In Good Hands
Craig Burgen

​Craig Burgen is thrilled to be back at work after nearly losing his thumb in a workplace accident

Bridging research with her clinical work, Dr. Heather Baltzer is treating more patients with severe hand injuries than almost any other doctor in Canada

OCTOBER 23, 2018, IS A DATE Craig Burgen won’t soon forget. The 48-year-old industrial mechanic was in the midst of a repair, removing a massive eight-foot steel roller at the Woodbridge, Ont., plastic sheeting company where he works, when one side of it slipped and came down on his left hand like a guillotine. His thumb was severed between the two knuckles, left to hang perilously from a small piece of skin. “I held my thumb in my right hand and started to freak out,” recalls Burgen.

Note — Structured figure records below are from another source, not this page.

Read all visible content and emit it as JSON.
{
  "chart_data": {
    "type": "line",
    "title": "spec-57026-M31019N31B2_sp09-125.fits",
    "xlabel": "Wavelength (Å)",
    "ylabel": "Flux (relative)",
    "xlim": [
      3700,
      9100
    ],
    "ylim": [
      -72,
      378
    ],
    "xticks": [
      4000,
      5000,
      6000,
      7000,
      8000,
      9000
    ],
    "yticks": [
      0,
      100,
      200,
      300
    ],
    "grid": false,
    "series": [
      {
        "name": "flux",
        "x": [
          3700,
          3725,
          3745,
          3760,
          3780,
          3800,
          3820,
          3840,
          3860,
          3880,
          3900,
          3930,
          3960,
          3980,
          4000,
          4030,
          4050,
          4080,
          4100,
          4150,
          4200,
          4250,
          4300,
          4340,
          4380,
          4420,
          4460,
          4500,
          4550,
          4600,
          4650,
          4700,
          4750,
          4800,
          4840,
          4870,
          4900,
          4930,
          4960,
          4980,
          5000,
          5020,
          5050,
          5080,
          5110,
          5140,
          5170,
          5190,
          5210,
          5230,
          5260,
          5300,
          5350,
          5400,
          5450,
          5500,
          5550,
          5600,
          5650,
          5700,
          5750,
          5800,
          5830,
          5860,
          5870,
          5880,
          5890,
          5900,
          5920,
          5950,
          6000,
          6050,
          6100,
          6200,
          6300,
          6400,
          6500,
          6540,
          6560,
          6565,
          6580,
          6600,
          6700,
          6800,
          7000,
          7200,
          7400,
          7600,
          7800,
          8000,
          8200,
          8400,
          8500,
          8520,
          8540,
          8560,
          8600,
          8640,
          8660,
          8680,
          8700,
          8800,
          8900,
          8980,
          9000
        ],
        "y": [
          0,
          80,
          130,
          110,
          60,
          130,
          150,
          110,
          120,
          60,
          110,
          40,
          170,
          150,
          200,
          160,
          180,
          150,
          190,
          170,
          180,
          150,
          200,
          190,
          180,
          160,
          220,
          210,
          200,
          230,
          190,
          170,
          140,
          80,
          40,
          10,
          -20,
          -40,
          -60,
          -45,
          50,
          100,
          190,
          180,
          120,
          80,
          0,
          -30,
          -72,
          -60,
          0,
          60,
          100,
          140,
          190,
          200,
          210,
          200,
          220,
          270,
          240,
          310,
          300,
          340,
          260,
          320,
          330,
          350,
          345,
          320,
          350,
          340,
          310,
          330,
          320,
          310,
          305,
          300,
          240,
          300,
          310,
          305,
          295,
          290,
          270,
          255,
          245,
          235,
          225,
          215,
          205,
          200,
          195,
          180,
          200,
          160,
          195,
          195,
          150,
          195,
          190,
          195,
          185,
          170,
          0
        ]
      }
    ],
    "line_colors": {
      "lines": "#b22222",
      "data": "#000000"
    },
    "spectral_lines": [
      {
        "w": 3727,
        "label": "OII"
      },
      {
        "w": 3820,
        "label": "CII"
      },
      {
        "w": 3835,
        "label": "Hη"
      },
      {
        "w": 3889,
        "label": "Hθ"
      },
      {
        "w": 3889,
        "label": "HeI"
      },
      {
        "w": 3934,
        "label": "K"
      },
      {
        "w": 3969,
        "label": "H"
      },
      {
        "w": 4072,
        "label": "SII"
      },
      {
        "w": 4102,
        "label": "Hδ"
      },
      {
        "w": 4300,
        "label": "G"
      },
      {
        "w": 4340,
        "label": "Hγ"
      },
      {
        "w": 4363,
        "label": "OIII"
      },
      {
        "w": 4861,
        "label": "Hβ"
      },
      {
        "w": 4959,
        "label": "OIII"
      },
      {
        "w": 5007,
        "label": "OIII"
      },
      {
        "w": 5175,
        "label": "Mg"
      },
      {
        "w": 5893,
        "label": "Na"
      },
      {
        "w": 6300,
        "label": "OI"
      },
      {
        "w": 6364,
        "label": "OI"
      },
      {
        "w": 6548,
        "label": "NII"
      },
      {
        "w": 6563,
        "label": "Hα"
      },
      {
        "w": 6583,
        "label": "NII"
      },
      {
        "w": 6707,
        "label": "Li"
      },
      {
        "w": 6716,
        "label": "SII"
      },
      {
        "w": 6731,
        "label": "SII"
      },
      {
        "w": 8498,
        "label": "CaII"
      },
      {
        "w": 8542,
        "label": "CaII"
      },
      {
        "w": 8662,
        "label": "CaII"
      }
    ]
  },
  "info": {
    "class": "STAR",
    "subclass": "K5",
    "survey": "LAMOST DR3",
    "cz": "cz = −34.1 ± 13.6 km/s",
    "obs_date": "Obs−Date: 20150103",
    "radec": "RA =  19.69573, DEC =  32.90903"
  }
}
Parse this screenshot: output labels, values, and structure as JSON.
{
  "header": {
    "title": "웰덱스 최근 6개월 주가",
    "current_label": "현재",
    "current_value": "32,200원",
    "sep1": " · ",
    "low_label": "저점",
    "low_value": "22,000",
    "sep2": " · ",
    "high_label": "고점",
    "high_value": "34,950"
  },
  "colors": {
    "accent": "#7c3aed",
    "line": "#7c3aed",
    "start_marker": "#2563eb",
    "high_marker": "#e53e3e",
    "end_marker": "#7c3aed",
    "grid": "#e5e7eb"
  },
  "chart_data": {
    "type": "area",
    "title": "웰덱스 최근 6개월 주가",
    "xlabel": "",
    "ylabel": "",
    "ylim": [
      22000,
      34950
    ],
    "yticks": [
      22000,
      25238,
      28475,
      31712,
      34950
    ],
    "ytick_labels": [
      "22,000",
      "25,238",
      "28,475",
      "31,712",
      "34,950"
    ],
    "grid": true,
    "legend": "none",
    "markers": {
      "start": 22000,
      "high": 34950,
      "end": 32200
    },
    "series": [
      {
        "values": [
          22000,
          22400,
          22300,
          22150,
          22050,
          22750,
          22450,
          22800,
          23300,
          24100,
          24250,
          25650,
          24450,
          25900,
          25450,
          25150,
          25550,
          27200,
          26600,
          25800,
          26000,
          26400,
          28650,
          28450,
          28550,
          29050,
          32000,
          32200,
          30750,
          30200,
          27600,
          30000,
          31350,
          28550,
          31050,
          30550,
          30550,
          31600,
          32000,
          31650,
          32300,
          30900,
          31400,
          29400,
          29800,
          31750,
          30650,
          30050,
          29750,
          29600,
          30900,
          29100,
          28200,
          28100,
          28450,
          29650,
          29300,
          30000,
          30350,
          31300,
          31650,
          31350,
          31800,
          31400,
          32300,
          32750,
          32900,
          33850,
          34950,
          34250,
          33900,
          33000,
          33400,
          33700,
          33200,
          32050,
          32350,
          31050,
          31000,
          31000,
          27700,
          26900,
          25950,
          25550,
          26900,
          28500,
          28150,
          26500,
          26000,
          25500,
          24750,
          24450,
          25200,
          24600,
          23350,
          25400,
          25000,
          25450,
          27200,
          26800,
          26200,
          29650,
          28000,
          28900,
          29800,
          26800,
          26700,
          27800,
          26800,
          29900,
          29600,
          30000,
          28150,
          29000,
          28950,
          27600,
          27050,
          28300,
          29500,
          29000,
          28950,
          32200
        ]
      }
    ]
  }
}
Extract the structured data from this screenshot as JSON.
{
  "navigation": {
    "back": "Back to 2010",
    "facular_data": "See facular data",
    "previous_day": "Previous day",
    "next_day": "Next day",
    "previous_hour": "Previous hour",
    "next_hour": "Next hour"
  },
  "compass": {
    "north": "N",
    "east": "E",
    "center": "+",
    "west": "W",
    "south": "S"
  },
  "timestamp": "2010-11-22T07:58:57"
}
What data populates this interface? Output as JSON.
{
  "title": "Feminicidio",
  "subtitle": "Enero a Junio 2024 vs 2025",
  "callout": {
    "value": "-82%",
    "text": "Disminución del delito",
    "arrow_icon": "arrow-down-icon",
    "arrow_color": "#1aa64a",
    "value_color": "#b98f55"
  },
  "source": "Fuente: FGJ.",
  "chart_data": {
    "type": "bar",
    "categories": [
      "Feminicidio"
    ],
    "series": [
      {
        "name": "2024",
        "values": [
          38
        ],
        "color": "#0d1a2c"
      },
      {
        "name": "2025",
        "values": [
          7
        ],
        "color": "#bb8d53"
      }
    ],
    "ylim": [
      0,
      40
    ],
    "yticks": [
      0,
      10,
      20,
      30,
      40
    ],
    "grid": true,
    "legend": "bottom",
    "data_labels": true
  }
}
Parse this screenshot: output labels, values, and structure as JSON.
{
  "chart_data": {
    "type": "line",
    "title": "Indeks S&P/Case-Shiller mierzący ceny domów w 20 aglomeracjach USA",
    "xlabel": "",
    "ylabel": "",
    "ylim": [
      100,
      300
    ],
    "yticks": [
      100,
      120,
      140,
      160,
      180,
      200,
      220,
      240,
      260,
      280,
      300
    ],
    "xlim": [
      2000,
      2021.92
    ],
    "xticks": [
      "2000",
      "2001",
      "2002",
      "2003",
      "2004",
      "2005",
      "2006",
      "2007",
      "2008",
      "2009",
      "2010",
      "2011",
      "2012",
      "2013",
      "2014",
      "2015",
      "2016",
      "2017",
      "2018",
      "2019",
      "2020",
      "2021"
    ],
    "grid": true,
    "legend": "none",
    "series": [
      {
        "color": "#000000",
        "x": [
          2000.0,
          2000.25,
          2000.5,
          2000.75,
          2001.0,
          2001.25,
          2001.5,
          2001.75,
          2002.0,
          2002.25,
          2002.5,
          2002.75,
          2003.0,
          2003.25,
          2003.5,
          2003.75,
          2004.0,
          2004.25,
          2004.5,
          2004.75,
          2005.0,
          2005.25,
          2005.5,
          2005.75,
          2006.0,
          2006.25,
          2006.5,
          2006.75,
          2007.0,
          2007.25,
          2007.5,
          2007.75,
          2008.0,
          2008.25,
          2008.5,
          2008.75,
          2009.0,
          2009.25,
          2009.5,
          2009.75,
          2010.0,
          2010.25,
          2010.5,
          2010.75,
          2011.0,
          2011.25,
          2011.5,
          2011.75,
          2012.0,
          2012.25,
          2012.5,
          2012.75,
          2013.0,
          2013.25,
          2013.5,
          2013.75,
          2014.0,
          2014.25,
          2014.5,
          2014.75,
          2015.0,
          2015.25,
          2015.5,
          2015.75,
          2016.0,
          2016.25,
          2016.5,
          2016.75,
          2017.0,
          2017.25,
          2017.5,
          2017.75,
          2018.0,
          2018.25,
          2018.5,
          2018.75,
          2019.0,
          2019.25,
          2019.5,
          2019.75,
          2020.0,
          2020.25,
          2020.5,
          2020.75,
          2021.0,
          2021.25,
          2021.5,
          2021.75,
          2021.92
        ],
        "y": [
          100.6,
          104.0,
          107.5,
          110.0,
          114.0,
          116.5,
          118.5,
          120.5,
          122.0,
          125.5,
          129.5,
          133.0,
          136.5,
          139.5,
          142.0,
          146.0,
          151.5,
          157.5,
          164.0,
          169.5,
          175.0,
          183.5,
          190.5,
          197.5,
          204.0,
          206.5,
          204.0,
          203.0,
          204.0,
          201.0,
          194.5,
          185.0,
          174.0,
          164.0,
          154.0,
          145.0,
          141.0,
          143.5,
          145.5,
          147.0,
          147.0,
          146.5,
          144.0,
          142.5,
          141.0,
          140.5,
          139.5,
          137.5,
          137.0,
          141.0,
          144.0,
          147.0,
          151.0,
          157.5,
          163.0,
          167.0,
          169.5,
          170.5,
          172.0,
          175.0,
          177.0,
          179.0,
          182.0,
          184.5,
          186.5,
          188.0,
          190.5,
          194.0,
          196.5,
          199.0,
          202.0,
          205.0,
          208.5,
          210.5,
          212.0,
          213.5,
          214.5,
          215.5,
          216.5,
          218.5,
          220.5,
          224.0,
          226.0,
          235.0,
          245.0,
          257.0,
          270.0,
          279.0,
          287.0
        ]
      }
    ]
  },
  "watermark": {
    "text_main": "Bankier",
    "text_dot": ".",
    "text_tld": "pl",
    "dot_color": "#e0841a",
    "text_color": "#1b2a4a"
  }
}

In shock, he didn’t feel any pain. Paramedics took him directly to Toronto Western Hospital, which performs the largest number of hand and finger replacements in the province. “I felt like I was going to be in good hands, so to speak,” he says, reflecting on the experience. “You don’t realize how much you need your thumb until you don’t have use of it anymore.” Hand injuries are extremely common, sending more Canadians to the emergency room annually than any other cause. In Ontario alone, research suggests that there are more than 100,000 cases of traumatic hand injuries every year – including fractures, dislocations and amputations.